Appellate Litigation

Venable’s Appellate Litigation Group wins consequential cases with high stakes for our clients and profound implications for the law. Our appellate attorneys support complex litigation and regulatory proceedings from their inception, sharpening the presentation of the issues to maximize the chance of success.

Complex appeals demand compelling advocacy and sophisticated strategy. They have high stakes for businesses, who rely on appellate counsel to cement their victories and overturn their defeats. They shape the law—setting precedent for entire industrial sectors and business communities. Often, they feature challenging, novel, or unsettled legal questions with substantial ramifications.

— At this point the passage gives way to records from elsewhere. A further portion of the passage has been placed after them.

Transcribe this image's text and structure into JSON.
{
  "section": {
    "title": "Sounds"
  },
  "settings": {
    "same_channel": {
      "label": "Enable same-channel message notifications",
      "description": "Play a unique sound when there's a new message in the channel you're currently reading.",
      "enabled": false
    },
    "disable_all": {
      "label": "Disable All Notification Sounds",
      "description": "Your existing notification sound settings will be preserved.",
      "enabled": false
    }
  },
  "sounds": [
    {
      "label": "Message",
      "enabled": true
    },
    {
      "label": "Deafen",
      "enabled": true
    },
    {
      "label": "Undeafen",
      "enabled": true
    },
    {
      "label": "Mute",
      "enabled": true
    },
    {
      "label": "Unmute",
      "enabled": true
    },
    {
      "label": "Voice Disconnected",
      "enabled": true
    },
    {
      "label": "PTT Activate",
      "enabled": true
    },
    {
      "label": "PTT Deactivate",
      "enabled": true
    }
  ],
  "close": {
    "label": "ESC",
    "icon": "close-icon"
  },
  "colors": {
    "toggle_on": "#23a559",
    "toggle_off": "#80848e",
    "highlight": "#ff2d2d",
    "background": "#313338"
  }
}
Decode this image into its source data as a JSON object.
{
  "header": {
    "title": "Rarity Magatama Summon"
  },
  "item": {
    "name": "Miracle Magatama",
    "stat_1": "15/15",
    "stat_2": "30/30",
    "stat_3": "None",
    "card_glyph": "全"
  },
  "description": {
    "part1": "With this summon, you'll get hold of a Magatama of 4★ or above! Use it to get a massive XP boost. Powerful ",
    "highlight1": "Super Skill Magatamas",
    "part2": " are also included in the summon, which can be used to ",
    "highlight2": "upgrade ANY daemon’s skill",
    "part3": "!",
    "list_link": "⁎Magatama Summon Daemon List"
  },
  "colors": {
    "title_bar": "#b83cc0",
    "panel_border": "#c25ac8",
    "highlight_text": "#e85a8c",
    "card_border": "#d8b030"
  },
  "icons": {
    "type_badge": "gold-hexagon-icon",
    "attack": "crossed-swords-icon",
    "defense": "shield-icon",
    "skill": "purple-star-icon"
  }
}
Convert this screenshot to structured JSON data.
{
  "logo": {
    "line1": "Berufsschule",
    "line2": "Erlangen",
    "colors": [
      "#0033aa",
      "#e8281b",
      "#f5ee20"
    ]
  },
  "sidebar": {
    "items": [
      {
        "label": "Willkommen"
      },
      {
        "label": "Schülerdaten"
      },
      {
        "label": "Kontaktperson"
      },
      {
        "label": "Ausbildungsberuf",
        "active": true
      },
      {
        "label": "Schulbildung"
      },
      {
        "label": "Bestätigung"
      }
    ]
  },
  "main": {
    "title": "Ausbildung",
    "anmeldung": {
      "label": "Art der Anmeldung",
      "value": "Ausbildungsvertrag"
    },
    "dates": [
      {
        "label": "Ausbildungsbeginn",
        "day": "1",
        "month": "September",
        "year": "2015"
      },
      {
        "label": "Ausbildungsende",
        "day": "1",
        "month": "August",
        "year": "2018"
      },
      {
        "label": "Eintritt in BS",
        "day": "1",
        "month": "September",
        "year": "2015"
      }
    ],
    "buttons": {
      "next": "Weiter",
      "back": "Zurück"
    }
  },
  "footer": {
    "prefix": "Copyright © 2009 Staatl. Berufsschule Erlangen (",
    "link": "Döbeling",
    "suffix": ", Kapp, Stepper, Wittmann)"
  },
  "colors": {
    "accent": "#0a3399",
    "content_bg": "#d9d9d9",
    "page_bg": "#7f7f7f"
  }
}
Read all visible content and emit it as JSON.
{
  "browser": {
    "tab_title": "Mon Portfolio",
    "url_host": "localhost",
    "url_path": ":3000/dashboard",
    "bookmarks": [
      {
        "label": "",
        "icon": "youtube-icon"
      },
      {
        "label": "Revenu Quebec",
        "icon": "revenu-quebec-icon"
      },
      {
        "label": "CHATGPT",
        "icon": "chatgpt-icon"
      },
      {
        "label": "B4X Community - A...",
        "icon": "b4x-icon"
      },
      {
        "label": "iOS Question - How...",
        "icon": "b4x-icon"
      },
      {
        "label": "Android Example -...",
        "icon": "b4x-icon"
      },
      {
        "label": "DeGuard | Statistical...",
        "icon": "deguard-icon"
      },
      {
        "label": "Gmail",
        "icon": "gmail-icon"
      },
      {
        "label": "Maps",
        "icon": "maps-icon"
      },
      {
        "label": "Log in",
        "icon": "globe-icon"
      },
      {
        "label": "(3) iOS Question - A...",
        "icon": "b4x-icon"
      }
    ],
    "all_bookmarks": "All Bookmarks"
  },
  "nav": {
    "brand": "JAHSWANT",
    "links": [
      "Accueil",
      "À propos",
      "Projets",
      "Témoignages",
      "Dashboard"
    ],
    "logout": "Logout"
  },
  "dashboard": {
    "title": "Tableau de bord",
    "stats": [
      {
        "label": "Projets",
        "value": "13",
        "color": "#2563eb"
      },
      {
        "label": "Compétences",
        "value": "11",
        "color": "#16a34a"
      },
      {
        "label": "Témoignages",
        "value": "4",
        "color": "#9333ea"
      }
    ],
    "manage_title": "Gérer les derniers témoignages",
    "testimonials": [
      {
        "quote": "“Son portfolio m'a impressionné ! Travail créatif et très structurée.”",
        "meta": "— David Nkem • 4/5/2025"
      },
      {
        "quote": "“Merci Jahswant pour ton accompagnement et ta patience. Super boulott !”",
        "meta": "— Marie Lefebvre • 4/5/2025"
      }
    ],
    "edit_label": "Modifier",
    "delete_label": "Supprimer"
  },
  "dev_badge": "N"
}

Venable’s Appellate Litigation Group has broad experience navigating consequential appellate matters, with a proven record of success in appellate courts around the country. Our appellate attorneys are sharp writers, deep thinkers, and persuasive advocates who grapple with challenging legal issues across our industries and practice areas. They are known for their credibility, humility, and strategic acumen—earning the court’s respect through meticulous research and distilling complicated issues into decisive arguments that answer the court’s most pressing questions.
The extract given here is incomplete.